Inishkeel Island – Donegal tidal ruin

📍 Narin, Donegal

🏛️ Attraction

Last updated: 21 June 2026

Overview

Inishkeel sits about 250 metres off the southwest coast of County Donegal, in the sheltered waters of Gweebarra Bay, and you can only reach it on foot for the hour or so either side of low tide, when a sandbank surfaces from Narin beach. Right now, even that window comes with a caveat: Heritage Ireland lists the site as inaccessible to the public on safety and conservation grounds, and the OPW accepts no responsibility for anyone who crosses. Plenty still walk out at low tide to see the ruins, but you do so at your own risk and with the monument’s fragility in mind. It is a National Monument (DG064-003), managed by the Office of Public Works, low and treeless, with one of the better-preserved early Christian landscapes on this coast packed into a single stone enclosure.

A saint, a bird, and a floating head

The monastery dates to the late 6th century and St Conall Cael, a cousin of St Columba. Local tradition has him exiled here as penance for killing his father, sentenced to stay until he was humble enough to let a wild bird nest in his open palm – which took him seven years. He then founded the monastery that became a pilgrimage turas for centuries.

The community was not left in peace. Folklore records the death of St Dallan Forgaill, a poet-saint and companion of Conall, beheaded by raiders around 594 AD; Conall is said to have prayed for his friend’s head, which floated back to shore for a Christian burial. Both saints are remembered on 22 May, and the island keeps a traditional pilgrim association with 1 June. Two of its finest objects are long gone: an octagonal stone font was moved to the Church of Ireland parish church in Narin, and St Conall’s Bell with its ornate 15th-century shrine was bought by the British Museum in 1889.

What survives on the island

If you only have time for one thing on the island, find the cross-slabs in the graveyard rather than the church walls – they are the rarer survival. The ruins cluster inside a stone enclosure on the eastern side:

  • St Conall’s and St Mary’s churches: both 12th-century. St Conall’s keeps a Gothic doorway, 14th-century south-wall windows, and the altar foundations beneath an east-facing slit window. St Mary’s, further east, retains a well-preserved south wall with its own Gothic doorway and fragments of earlier masonry.
  • Cross-slabs and graveyard: the carved stones here are 8th- and 9th-century. The standout is the ‘swan cross’, a metre-tall slab showing a crucifixion flanked by swans and six-legged animals; another fragment carries the interlaced patterns typical of early Irish stonework.
  • Pilgrimage cairns: small rock cairns toward the back of the island mark where pilgrims circled the site, said prayers and left stones. The practice continues informally.
  • Farmhouse ruins: a modest stone farmhouse near St Conall’s Church is a reminder the island was lived on into the 19th century. The census recorded 23 people here in 1841; nobody since.
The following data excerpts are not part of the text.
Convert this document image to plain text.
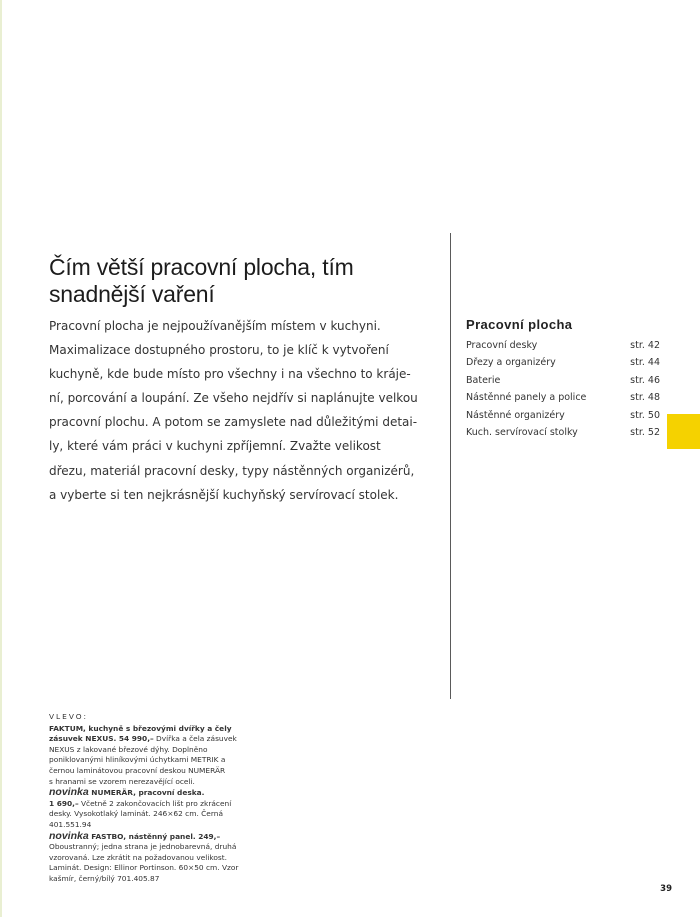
Čím větší pracovní plocha, tím
snadnější vaření
Pracovní plocha je nejpoužívanějším místem v kuchyni.
Maximalizace dostupného prostoru, to je klíč k vytvoření
kuchyně, kde bude místo pro všechny i na všechno to kráje-
ní, porcování a loupání. Ze všeho nejdřív si naplánujte velkou
pracovní plochu. A potom se zamyslete nad důležitými detai-
ly, které vám práci v kuchyni zpříjemní. Zvažte velikost
dřezu, materiál pracovní desky, typy nástěnných organizérů,
a vyberte si ten nejkrásnější kuchyňský servírovací stolek.
Pracovní plocha
Pracovní desky	str. 42
Dřezy a organizéry	str. 44
Baterie	str. 46
Nástěnné panely a police	str. 48
Nástěnné organizéry	str. 50
Kuch. servírovací stolky	str. 52
VLEVO:
FAKTUM, kuchyně s březovými dvířky a čely
zásuvek NEXUS. 54 990,– Dvířka a čela zásuvek
NEXUS z lakované březové dýhy. Doplněno
poniklovanými hliníkovými úchytkami METRIK a
černou laminátovou pracovní deskou NUMERÄR
s hranami se vzorem nerezavějící oceli.
novinka NUMERÄR, pracovní deska.
1 690,– Včetně 2 zakončovacích lišt pro zkrácení
desky. Vysokotlaký laminát. 246×62 cm. Černá
401.551.94
novinka FASTBO, nástěnný panel. 249,–
Oboustranný; jedna strana je jednobarevná, druhá
vzorovaná. Lze zkrátit na požadovanou velikost.
Laminát. Design: Ellinor Portinson. 60×50 cm. Vzor
kašmír, černý/bílý 701.405.87
39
Tides and the safety warning

The sandbank from Narin is exposed for roughly an hour around low tide, and conditions change fast. The water is cold, the tide comes in quickly, and a late return is the real danger – not the walk itself.

Take the official position seriously: Heritage Ireland and the OPW state the island is currently inaccessible to the public, the site is unguarded, and local heritage groups have raised concerns about the stonework’s long-term survival. Watching from the beach is the safe option, and on a clear day the ruins read well from the shore. Anyone who does cross during a verified low-tide window should check official tide tables first, wear sturdy waterproof boots, carry a phone, and tell someone on the mainland exactly when to expect them back.

Getting there

Park at the car park in Narin (Portnoo), just off the R261. It is free, has public toilets, and a paved route down to the blue-flag Narin Beach, from where the island is clearly in view across the bay. Aim to arrive about two hours before low tide so you can park, read the conditions and decide without rushing.

Nearby:

  • Ardara Heritage Centre in Ardara houses St Connell’s Museum, which displays artefacts and records linked to the island.
  • Cashelgolan Point, a short walk along the shoreline from Narin, is a regular haul-out for harbour seals, especially in spring and early summer.
  • The Wild Atlantic Way passes close by, linking this stretch to the Derryveagh Mountains and the Glengesh Pass.